For loop optimization

Hello,

I’m not sure how to optimize the following for loop.

array_1 and array_2 are two Vector{Vector{Int64}}s, and I’m interested in evaluating which combinations (of 2 elements) of their vector components has an element-wise sum equal to a specified sum_target, which of course is a Vector{Int64}.

The code I’m currently using is the following:

using BenchmarkTools

function f()

    n_elements = 50

    array_1 = [Int64.(rand(Int8,500)) for i in 1:n_elements]
    array_2 = [Int64.(rand(Int8,500)) for i in 1:n_elements]

    sum_target = Int64.(rand(Int8,500)) 

    solutions = Vector{Vector{Int64}}[]

    iterator_over_combinations  = Iterators.product(array_1,array_2)

    for combination in iterator_over_combinations
        if all(sum(combination) .== sum_target)
            push!(solutions, combination  )
        end
    end

    return solutions




end

The number of vector elements of array_1 and array_2 is here set to n_elements::Int64 = 50 in order for @btime to work, but in the real application I have like n_elements::Int64 = 10^11 and combine ten arrays instead of just two.

Right now I get:

julia> @btime f() ;
  2.587 ms (10205 allocations: 21.02 MiB)

Thank you very much in advance.

You can (and should) remove all type assertions on the left hand sides. They do not help performance, but make the code harder to read.

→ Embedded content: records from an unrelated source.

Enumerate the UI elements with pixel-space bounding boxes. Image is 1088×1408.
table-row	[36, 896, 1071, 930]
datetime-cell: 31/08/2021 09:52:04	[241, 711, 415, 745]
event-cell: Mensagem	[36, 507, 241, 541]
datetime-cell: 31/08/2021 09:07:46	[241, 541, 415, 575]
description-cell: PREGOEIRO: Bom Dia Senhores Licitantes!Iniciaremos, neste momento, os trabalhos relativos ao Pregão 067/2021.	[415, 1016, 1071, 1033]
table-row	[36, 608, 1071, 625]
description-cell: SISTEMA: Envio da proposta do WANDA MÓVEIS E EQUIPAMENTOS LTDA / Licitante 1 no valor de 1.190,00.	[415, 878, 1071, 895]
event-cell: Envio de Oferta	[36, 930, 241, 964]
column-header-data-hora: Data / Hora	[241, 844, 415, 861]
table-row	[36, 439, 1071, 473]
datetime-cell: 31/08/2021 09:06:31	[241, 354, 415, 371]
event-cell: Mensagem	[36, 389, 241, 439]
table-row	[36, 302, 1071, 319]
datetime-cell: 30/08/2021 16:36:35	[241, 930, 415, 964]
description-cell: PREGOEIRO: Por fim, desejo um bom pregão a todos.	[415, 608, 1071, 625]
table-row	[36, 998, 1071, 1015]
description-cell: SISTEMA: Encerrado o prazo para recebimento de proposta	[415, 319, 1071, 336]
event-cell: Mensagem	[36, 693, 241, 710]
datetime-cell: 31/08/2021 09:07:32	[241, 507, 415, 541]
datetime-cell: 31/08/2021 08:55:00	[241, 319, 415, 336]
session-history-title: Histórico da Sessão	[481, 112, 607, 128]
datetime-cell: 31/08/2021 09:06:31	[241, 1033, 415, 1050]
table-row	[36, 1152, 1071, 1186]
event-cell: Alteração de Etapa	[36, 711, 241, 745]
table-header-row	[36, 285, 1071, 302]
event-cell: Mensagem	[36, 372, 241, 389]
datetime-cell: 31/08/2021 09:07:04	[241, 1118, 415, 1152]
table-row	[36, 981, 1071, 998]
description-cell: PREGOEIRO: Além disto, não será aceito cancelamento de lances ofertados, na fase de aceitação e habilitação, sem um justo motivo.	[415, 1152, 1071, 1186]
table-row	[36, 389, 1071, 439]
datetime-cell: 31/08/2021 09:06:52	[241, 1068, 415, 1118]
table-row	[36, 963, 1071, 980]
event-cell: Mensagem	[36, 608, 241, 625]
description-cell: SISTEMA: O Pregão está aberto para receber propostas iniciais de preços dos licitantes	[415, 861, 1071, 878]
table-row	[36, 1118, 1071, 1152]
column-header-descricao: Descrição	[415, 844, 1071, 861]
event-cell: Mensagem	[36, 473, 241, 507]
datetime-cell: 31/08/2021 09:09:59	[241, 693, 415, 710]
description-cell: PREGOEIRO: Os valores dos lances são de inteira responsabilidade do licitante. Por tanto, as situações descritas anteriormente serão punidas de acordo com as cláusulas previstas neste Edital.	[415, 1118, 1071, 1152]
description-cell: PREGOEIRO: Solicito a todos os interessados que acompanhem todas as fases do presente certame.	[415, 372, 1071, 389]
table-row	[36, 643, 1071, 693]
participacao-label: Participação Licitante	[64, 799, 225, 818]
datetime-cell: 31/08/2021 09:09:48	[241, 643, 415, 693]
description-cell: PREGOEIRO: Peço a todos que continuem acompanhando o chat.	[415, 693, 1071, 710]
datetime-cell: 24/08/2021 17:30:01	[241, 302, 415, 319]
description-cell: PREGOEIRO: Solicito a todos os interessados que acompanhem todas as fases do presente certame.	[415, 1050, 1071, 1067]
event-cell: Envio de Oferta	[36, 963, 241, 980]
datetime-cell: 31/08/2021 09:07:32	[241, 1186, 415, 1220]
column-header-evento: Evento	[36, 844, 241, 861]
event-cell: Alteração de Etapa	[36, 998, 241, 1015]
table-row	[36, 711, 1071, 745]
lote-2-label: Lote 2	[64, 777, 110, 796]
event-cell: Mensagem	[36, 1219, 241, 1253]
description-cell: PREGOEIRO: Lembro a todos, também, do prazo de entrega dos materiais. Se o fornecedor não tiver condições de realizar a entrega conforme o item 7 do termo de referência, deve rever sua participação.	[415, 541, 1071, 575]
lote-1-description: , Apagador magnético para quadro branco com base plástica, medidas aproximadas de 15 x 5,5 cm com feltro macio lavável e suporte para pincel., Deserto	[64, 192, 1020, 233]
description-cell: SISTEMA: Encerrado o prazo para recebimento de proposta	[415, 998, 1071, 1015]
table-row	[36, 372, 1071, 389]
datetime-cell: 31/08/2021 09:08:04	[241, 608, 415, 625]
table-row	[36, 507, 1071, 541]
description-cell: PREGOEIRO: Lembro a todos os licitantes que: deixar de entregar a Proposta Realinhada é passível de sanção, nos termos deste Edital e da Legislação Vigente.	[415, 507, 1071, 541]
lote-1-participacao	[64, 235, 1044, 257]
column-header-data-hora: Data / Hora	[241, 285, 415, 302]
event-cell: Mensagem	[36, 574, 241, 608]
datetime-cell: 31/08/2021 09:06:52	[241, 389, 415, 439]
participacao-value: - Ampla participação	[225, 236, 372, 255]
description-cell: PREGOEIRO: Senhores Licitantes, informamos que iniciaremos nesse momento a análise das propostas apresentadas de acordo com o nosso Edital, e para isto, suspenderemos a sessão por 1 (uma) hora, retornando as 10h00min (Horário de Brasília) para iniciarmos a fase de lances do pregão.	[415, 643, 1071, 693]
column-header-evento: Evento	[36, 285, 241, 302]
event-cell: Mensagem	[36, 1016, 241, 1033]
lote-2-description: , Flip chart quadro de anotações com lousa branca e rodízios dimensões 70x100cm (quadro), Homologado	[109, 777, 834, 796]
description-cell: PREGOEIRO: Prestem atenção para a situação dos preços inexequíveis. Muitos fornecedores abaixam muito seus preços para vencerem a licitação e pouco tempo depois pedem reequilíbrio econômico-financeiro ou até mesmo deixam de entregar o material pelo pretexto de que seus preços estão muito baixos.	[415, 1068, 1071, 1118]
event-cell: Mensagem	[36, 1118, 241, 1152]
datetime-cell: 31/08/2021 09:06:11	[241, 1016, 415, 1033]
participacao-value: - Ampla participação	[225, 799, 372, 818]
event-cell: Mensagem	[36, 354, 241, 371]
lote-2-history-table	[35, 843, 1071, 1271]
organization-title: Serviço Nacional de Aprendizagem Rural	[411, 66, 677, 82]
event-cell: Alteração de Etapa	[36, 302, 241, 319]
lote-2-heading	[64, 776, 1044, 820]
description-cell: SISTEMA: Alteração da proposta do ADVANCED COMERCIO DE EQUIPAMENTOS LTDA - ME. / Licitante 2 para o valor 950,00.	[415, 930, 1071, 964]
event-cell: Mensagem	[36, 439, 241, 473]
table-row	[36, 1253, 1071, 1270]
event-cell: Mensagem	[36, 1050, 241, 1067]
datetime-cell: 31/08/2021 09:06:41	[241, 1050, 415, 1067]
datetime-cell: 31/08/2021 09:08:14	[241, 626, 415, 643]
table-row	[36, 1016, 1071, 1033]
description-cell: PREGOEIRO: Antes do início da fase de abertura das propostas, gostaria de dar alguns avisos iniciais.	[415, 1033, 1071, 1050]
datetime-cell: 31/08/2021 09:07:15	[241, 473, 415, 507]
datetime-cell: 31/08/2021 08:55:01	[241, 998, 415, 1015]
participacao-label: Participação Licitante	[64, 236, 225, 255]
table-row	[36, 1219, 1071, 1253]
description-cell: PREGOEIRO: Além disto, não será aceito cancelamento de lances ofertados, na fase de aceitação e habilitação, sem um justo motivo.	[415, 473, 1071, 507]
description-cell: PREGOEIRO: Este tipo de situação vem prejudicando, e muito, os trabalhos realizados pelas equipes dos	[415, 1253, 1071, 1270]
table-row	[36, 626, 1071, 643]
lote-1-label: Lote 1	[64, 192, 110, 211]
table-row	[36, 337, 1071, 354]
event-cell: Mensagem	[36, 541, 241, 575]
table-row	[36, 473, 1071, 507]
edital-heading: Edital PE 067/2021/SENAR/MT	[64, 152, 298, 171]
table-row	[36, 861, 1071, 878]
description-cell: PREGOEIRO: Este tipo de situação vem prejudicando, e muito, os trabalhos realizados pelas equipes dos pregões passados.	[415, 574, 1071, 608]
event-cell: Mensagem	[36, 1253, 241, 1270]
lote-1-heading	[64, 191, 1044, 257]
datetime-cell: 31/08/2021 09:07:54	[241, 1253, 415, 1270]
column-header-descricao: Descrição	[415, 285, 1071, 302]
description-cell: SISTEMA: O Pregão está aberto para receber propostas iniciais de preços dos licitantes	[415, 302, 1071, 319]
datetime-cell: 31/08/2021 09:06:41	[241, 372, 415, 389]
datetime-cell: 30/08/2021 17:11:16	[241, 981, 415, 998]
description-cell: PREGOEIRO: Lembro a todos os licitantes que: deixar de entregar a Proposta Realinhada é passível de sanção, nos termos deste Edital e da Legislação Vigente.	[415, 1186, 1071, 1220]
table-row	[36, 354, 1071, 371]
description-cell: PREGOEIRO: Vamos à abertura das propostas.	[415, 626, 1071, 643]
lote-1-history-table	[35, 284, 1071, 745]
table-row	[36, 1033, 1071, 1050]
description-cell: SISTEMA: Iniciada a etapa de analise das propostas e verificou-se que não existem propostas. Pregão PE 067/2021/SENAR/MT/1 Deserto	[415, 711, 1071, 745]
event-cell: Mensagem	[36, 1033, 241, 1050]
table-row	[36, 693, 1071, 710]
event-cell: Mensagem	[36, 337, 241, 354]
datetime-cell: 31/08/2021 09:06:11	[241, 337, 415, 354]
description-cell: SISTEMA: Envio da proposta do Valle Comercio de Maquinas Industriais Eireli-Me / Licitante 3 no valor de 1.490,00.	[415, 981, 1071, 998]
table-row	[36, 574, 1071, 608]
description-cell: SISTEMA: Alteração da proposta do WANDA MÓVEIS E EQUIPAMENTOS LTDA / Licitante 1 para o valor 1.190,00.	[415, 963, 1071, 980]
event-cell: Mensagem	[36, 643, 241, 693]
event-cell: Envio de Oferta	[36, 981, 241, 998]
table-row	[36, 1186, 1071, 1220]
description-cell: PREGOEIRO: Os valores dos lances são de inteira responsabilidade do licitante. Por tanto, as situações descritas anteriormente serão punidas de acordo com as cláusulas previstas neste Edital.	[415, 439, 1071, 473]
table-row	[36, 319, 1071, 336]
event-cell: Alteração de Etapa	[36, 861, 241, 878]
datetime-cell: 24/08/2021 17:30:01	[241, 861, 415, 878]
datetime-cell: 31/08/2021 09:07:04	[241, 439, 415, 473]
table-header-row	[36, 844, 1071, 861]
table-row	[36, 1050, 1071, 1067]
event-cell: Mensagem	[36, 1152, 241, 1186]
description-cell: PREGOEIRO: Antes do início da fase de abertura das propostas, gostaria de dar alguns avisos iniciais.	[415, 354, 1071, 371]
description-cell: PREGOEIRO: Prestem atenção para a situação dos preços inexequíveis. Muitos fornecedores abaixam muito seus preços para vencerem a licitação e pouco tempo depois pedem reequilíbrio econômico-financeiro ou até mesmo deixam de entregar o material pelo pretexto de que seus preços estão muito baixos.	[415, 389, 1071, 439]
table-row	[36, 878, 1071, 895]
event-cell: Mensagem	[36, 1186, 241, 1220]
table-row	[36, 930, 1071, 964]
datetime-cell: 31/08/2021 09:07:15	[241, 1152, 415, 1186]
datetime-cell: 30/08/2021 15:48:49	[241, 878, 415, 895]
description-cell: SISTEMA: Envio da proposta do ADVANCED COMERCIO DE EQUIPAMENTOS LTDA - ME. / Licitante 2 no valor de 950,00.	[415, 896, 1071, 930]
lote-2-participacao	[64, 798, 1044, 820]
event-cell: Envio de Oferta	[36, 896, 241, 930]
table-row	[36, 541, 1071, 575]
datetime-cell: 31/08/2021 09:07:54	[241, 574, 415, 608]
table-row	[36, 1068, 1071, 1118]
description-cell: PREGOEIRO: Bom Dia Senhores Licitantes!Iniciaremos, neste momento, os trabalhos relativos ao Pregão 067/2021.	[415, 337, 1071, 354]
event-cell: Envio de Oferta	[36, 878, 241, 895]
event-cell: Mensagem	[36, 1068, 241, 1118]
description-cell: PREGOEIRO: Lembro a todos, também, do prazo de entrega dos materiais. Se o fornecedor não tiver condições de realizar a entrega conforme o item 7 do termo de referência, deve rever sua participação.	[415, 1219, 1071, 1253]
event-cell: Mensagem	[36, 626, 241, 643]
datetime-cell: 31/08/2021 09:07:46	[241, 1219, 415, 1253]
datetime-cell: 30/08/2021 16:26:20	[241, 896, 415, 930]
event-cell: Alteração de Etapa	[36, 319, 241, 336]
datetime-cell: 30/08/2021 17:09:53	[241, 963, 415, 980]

all(sum(combination) .== sum_target) This is really slow because you are computing all the equalities and then seeing if they are all true rather than only computing until you find a place where they aren’t equal.

The main issue is that all(sum(combination) .== sum_target) allocates two arrays at each iteration of the for loop, which ends up being very costly. You could instead do the comparisons lazily, in a way that fully avoids allocations. Most importantly, as @Oscar_Smith suggested, this would also allow you to terminate the computations as soon as there is a disagreement, instead of having to compute the whole sum before doing the comparisons.

Below are a few alternatives. Note that I have moved the allocation of the large arrays to outside of the function.

function f2(array_1, array_2, sum_target)
    solutions = Tuple{eltype(array_1), eltype(array_2)}[]

    iterator_over_combinations = Iterators.product(array_1, array_2)

    for combination in iterator_over_combinations
        if all(sum(combination) .== sum_target)
            push!(solutions, combination)
        end
    end

    solutions
end

function f3(array_1, array_2, sum_target)
    solutions = Tuple{eltype(array_1), eltype(array_2)}[]

    iterator_over_combinations = Iterators.product(array_1, array_2)

    for combination in iterator_over_combinations
        success = all(
            vs -> vs[1] + vs[2] == vs[3],
            zip(combination..., sum_target),
        )
        if success
            push!(solutions, combination)
        end
    end

    solutions
end

function f4(array_1, array_2, sum_target)
    solutions = Tuple{eltype(array_1), eltype(array_2)}[]

    iterator_over_combinations = Iterators.product(array_1, array_2)

    for combination in iterator_over_combinations
        success = true
        a, b = combination
        for i ∈ eachindex(sum_target)
            if a[i] + b[i] ≠ sum_target[i]
                success = false
                break
            end
        end
        if success
            push!(solutions, combination)
        end
    end

    solutions
end

n_elements = 50
m = 500
array_1 = [Int64.(rand(Int8, m)) for i in 1:n_elements]
array_2 = [Int64.(rand(Int8, m)) for i in 1:n_elements]
sum_target = Int64.(rand(Int8, m))

@btime f()  # 5.152 ms (10205 allocations: 20.98 MiB)

@btime f2($array_1, $array_2, $sum_target)  # 5.142 ms (10001 allocations: 20.52 MiB)
@btime f3($array_1, $array_2, $sum_target)  # 14.733 μs (1 allocation: 64 bytes)
@btime f4($array_1, $array_2, $sum_target)  # 10.009 μs (1 allocation: 64 bytes)

Note that f2 is nearly the same as f, and the performance is the same, while the f3 and f4 variants are almost 3 orders of magnitude faster. Moreover, f4 is (in my opinion) more readable and ends up being the fastest option.